Pattypan squash can be cooked in a variety of different ways. From grilling to pan searing to frying and oven roasting. This beautiful squash can become the perfect addition to your meal-prep menu.
- Don’t peel the squash. When it comes to roasting most varieties of squash, I would recommend you don’t peel them. The skins of pattypan, zucchini, and yellow squash are edible. When grilling, roasting or pan-searing those, it’s a great idea to leave the skin on. It holds the squash together and locks in flavor.

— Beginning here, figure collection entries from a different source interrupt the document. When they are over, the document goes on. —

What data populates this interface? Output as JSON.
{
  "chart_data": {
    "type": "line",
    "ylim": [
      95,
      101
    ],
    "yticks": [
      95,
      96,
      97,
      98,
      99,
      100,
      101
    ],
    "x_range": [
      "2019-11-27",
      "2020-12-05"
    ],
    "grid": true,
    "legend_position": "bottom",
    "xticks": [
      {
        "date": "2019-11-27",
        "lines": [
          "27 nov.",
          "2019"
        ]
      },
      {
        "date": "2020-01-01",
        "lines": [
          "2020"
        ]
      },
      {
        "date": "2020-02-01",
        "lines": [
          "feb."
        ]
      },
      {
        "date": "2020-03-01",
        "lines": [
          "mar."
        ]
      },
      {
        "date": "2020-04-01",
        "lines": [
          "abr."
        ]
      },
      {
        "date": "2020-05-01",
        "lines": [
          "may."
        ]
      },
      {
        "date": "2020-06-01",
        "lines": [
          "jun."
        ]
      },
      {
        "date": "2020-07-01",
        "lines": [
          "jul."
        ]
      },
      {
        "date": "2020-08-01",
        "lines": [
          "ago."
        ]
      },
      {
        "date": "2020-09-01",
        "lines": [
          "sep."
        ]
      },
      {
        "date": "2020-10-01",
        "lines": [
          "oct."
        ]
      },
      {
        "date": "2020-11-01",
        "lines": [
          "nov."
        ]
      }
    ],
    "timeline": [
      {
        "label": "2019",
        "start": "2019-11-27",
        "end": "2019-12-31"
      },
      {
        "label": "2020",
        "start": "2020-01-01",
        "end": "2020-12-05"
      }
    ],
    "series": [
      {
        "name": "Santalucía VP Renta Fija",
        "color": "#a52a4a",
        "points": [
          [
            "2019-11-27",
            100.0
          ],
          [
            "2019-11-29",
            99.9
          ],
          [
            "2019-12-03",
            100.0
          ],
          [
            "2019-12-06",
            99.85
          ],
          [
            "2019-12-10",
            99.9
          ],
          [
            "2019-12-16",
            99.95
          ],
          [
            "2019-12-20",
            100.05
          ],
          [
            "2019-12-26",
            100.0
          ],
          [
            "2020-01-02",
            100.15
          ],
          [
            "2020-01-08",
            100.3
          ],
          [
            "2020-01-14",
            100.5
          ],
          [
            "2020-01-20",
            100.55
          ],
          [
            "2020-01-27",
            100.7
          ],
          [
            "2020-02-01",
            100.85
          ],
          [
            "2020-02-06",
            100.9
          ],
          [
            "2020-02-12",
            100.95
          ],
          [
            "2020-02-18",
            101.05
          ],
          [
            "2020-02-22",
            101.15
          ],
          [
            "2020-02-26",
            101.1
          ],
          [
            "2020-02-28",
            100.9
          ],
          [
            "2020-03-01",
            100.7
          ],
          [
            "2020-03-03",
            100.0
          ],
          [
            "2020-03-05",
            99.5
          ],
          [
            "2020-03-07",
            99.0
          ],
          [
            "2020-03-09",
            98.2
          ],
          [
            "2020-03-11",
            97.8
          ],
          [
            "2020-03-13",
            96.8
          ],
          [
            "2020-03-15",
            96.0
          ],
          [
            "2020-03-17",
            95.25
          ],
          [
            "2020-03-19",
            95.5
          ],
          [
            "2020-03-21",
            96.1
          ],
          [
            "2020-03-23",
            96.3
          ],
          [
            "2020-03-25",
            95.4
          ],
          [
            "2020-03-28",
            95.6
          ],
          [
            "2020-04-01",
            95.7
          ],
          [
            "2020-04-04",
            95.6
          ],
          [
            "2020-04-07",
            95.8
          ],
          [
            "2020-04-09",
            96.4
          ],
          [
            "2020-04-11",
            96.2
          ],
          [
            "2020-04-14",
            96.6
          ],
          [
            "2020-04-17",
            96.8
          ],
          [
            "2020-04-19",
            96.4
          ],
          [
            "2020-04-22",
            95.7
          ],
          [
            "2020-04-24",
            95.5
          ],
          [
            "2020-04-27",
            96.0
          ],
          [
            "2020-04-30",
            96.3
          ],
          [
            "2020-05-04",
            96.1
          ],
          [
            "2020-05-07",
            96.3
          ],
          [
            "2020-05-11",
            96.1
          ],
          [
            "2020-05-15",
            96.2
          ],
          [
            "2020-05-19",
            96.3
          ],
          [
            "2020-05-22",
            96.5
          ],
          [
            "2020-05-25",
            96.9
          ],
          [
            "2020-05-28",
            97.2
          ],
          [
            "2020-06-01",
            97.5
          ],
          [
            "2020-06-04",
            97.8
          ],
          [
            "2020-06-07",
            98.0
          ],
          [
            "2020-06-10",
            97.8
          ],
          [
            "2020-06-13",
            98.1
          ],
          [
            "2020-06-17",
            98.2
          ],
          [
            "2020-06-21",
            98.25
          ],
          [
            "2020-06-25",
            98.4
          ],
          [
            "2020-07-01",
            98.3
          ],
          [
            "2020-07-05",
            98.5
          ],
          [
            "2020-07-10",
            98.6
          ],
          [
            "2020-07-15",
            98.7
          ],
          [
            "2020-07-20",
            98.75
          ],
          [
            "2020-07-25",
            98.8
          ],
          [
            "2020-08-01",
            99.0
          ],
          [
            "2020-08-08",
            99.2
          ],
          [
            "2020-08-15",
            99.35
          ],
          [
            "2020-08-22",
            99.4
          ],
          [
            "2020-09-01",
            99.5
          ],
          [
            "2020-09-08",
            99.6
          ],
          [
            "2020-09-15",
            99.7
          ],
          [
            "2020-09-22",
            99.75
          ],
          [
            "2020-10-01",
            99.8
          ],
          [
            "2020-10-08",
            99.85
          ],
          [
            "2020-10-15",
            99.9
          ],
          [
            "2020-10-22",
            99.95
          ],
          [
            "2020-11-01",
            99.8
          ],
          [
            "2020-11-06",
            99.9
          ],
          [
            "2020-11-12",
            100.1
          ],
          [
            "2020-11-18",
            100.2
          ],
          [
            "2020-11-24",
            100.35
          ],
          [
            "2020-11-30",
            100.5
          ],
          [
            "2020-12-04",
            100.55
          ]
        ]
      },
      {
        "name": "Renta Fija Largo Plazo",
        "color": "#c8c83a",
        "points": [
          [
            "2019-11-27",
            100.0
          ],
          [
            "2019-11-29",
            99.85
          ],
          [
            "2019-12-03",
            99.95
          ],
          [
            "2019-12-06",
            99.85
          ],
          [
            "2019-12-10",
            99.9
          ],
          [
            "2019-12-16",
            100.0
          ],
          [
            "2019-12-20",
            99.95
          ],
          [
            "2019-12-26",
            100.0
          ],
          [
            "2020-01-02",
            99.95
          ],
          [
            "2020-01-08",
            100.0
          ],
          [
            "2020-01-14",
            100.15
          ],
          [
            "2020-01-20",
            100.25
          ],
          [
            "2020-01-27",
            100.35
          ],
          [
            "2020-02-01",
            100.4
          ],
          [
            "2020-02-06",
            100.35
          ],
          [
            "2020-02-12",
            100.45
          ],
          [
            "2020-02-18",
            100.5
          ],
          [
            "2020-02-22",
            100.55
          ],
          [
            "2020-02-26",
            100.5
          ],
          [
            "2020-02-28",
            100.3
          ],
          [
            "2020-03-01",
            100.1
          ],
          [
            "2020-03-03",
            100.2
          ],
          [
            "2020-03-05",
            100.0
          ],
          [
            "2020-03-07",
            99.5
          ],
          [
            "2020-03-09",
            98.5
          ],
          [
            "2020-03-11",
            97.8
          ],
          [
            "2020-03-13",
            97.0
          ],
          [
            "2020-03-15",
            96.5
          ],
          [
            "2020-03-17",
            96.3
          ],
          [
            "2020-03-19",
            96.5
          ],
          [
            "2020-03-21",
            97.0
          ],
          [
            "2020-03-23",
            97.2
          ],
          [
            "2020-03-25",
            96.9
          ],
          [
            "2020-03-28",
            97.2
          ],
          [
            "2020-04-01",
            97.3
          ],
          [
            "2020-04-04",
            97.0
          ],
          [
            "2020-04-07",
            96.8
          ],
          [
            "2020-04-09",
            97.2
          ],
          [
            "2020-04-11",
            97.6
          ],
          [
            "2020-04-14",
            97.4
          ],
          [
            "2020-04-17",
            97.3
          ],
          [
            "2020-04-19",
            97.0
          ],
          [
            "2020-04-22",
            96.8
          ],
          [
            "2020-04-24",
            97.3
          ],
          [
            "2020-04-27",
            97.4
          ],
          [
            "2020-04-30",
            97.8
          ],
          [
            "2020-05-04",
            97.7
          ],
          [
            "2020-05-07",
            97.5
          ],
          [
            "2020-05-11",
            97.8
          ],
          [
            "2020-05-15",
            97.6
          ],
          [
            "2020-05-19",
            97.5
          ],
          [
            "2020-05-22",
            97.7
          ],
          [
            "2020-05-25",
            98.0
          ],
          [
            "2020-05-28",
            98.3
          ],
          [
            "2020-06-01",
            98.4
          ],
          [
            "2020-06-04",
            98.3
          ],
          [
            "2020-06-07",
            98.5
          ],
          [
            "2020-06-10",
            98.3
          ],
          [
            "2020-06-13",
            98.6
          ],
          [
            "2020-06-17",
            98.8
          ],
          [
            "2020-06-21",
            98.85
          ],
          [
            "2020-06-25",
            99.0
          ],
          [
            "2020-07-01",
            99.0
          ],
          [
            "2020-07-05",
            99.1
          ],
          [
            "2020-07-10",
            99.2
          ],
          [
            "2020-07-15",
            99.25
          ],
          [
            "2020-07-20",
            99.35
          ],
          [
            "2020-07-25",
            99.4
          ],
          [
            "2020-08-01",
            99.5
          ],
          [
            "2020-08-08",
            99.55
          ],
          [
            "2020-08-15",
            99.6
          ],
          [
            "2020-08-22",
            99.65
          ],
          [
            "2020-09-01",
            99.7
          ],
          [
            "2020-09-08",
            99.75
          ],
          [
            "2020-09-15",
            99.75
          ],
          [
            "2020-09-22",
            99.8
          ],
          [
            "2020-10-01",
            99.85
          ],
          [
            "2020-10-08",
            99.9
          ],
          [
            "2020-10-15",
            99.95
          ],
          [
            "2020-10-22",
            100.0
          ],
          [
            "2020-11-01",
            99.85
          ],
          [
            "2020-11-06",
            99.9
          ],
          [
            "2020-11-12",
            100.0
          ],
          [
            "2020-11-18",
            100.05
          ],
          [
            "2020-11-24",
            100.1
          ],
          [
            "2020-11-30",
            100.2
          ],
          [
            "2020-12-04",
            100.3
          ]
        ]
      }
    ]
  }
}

- When it comes to cooking pattypan squash, I like to keep the flavors very simple but bold. So when roasting, I pair them with ghee and herbs. Ghee brings out the buttery flavor of the squash and adding herbs brings out the earthy rustic flavors.
- Lastly, the squash doesn’t need a long cooking time. I like roasting them at a high temperature for a shorter period of time. This way, the squash cooks through but also gets a chance to develop a rich golden brown color.
PERFECTLY ROASTED PATTYPAN SQUASH
WHOLE30 II VEGAN II PALEO
Try serving with our Grilled Salmon in a Garlic Butter Sauce.
Roasted squash perfect for meal-prep, brunch or dinner.
1.5 lbs. baby Pattypan squash
salt and pepper
2 tbsp. melted ghee
1 tsp. herbs de Provence
1/4 tsp. turmeric powder
1/4 tsp. garlic powder
Preheat oven to 425 degrees F.
Start by wiping each squash with a damp paper towel or clean cloth. Then trim away any imperfections and cut in half. Transfer squash to a large baking sheet and sprinkle with salt and pepper. Now, in a small bowl, mix together melted ghee, herbs de Provence, turmeric and garlic powder. Pour mixture over squash and toss to make sure squash is well coated.
Spread squash in one layer and roast for 20-25 minutes (turning once) or until squash is tender and a little golden brown.*
Serve with a squeeze of lemon juice along with grilled chicken, fish or steak.
*If you are like me and like a little more char on the squash, you can roast them up to 30 minutes.